Der gepanzerte Körper erbebte bei dem Treffer, der Kopf des Space Marines wurde von dem Geschoß zerfetzt. Hart schlug die blutbeschmierte Servorüstung nach hinten auf den Rücken und blieb regungslos liegen. Sergeant Ortega stieg mit rauchender Boltpistole lächelnd über den Leichnam von Arrak hinweg. Er nahm seinen Helm ab und warf ihn zur Seite und die Terminatoren machten einen Schritt auf ihn zu, bereit ihren Herrn zu beschützen, doch ein scharfer Befehl ihres Befehlshabers ließ sie wieder zurück treten. Ortega kniete vor seinem neuen Anführer nieder und bot seinen Nacken an „Mein Lord! Ich biete Euch und der Kohorte mein Leben. Nehmt es… Ich gehöre Euch!“. Bragath trat an ihn heran und hob Dray’Ba, der Dämon im inneren jaulte auf vor Begierde und brüllte auf. Das archaische Axtblatt der Hellebarde senkte sich wie ein Blitz, hellblaue Energiebahnen zeichneten ihren weg durch die Luft nach. Zufrieden verstummte der Dämon wieder und zog sich tiefer in den Schaft zurück „Erhebt Euch!“. Der neue Legionär stemmte sich hoch, aus einem Spalt in seiner Brustpanzerung quoll für ein paar Sekunden helles Blut hervor. Der Chaosgeneral wandte sich der abwartenden Menge zu und hob Bray’ba „Tod dem falschen Imperator und seinen sabbernden Hunden!“, brüllte er und alle anderen Mitglieder des Überfallkommandos stimmten lauthals mit ein. Ortega fiel ebenfalls in den Jubel mit ein und preiste seinen neuen Herrn!

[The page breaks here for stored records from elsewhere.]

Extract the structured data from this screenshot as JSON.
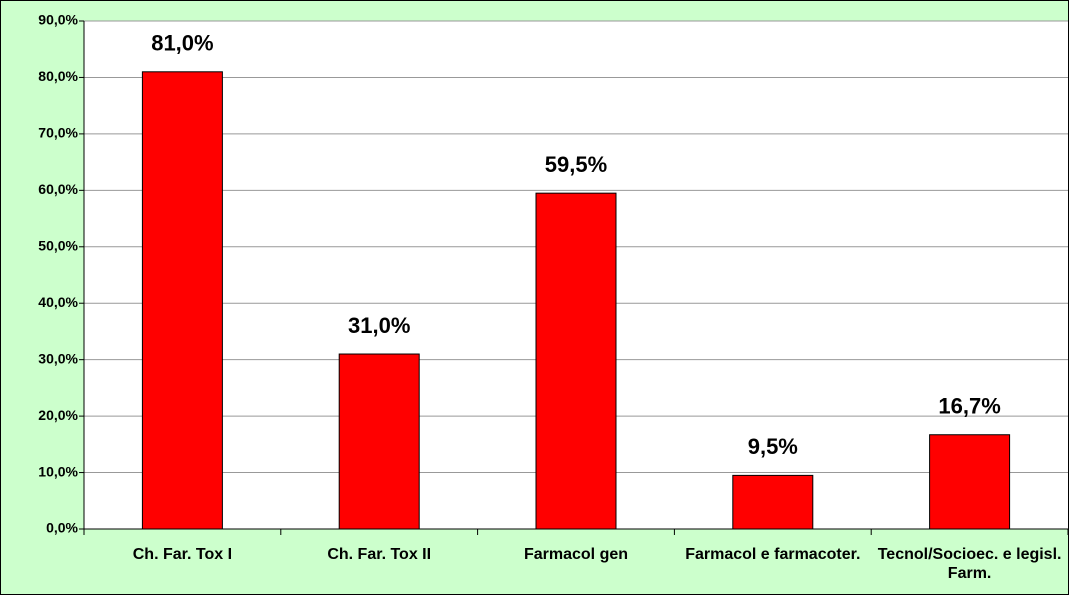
{
  "chart_data": {
    "type": "bar",
    "categories": [
      "Ch. Far. Tox I",
      "Ch. Far. Tox II",
      "Farmacol gen",
      "Farmacol e farmacoter.",
      "Tecnol/Socioec. e legisl. Farm."
    ],
    "values": [
      81.0,
      31.0,
      59.5,
      9.5,
      16.7
    ],
    "value_labels": [
      "81,0%",
      "31,0%",
      "59,5%",
      "9,5%",
      "16,7%"
    ],
    "color": "#ff0000",
    "ylim": [
      0,
      90
    ],
    "yticks": [
      {
        "value": 0,
        "label": "0,0%"
      },
      {
        "value": 10,
        "label": "10,0%"
      },
      {
        "value": 20,
        "label": "20,0%"
      },
      {
        "value": 30,
        "label": "30,0%"
      },
      {
        "value": 40,
        "label": "40,0%"
      },
      {
        "value": 50,
        "label": "50,0%"
      },
      {
        "value": 60,
        "label": "60,0%"
      },
      {
        "value": 70,
        "label": "70,0%"
      },
      {
        "value": 80,
        "label": "80,0%"
      },
      {
        "value": 90,
        "label": "90,0%"
      }
    ],
    "grid": true
  }
}
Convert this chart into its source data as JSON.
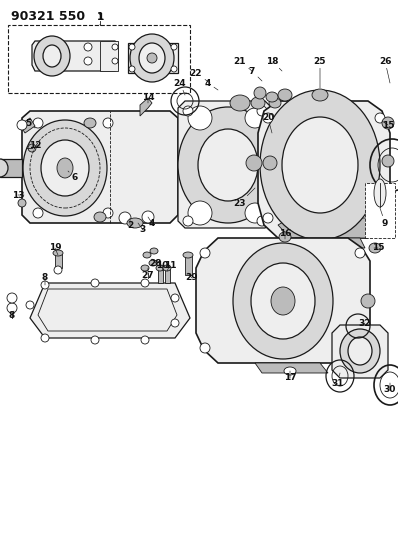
{
  "title": "90321 550",
  "bg_color": "#ffffff",
  "line_color": "#1a1a1a",
  "fig_width": 3.98,
  "fig_height": 5.33,
  "dpi": 100,
  "gray_fill": "#d8d8d8",
  "light_gray": "#eeeeee",
  "mid_gray": "#bbbbbb"
}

Als der Scouttrupp in den Canyon hinab stieg, stockte den  jungen Space Marines bei dem Anblick erst einmal der Atem: Vor ihnen erstreckte sich ein Bild der Zerstörung und Blut! Zahlreiche Pfähle, mit aufgespießten Leibern bar jeder Rüstung und Waffen, standen überall in diesem Abschnitt des Canyons verteilt. Die Ladung der Transporter war verschwunden und die Fahrzeuge selber brannten noch. Doch was den Veteranen-Sergeant des Trupps  am meisten beunruhigte, war die Anzahl der gefallenen Marines und das aufgezeichnete Video einer Helm-Cam. Dort sah man, was den Orden später erschüttern sollte: Schändlicher Verrat und Brudermord!